Salmonella enterica serotypes from human and nonhuman sources in Sao Paulo State, Brazil, 2004-2020

Salmonellosis ranks among the most frequently reported zoonosis worldwide and is often associated with foodborne outbreaks. Since the 1950s, the distribution of Salmonella serotypes in Sao Paulo State, Brazil, has been documented and periodically reported. In this study, we updated the data on the distribution of Salmonella serotypes received in our reference laboratory, isolated from human infections and nonhuman sources, from 2004 to 2020. In that period, a total of 9,014 Salmonella isolates were analyzed, of which 3,553 (39.4%) were recovered from human samples, mainly of stool (65%) and blood (25.6%), and 5,461 (60.6%) were isolated from nonhuman origins, such as animals (47.2%), food (27.7%) and animal environments (18.6%).

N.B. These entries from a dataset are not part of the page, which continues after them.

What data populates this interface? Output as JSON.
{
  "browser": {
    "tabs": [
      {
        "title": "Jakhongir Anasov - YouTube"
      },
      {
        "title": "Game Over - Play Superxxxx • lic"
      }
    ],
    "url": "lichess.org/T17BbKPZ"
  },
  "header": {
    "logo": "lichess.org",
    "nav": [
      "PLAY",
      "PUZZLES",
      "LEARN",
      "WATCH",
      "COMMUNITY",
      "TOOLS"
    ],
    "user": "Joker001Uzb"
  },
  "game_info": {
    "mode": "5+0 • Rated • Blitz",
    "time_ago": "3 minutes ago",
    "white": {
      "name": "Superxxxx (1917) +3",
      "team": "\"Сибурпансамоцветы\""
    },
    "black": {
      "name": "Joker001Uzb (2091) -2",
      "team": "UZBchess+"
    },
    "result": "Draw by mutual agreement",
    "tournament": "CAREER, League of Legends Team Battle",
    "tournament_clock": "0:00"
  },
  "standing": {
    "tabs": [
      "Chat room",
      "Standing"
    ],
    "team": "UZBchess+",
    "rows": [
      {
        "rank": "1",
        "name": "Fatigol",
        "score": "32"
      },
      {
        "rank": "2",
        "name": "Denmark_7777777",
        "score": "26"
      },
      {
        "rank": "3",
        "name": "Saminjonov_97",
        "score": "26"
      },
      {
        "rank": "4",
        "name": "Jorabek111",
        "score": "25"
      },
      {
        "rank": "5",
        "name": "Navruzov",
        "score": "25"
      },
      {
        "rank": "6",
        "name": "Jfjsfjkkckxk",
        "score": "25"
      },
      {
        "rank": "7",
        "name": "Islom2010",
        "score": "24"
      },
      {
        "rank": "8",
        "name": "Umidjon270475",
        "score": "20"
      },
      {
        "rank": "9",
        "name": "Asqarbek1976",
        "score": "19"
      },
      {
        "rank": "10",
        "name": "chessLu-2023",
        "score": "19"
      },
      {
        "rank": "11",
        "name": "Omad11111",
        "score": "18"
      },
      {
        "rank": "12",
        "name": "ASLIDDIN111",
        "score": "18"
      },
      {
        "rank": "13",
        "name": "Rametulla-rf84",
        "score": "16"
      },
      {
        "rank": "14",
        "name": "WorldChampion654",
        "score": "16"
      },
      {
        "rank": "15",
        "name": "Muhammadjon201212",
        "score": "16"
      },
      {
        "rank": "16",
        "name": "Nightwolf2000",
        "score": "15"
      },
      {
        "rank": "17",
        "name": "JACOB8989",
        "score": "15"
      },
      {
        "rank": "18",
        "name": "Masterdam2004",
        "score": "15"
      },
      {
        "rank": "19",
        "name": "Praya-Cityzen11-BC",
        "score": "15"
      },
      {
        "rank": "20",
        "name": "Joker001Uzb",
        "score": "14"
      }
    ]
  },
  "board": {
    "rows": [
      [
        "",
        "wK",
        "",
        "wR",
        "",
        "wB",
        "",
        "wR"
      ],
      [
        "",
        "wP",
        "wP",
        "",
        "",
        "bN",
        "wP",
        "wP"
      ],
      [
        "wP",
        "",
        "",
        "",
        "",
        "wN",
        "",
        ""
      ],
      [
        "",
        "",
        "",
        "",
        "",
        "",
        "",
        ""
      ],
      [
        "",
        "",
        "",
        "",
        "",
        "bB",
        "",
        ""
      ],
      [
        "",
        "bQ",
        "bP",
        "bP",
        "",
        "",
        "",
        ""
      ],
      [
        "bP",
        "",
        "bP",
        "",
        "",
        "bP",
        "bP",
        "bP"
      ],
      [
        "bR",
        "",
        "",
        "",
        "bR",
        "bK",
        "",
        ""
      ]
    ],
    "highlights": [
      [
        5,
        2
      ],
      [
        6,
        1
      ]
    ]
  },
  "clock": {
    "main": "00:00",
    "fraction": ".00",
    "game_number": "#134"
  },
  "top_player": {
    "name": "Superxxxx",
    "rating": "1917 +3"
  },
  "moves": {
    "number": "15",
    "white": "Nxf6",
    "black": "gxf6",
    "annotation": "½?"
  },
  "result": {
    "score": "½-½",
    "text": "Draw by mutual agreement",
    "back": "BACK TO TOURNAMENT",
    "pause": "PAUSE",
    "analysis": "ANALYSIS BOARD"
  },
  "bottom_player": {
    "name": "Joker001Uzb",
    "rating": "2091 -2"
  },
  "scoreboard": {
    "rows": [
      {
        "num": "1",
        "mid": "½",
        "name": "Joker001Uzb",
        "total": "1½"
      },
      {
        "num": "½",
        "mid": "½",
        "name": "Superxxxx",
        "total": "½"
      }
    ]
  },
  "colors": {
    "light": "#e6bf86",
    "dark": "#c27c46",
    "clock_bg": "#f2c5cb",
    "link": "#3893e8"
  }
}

In human isolates, a total of 104 serotypes were identified and the most frequent ones were Enteritidis, Typhimurium, S . I. 4,[5],12:i:-, Dublin and Typhi. A consistent reduction of the Enteritidis proportion was observed over the years. Among the 156 serotypes identified in isolates with nonhuman origins, Enteritidis, Mbandaka, Typhimurium, Agona and Anatum were ranked as the top five Salmonella serotypes; in more recent years, S . Heidelberg has increased in frequency. Although with different proportions, the top 10 prevalent serotypes were identified in both human and nonhuman origins, underscoring the role of animals, food products and environment as reservoirs of Salmonella with potential to cause human salmonellosis.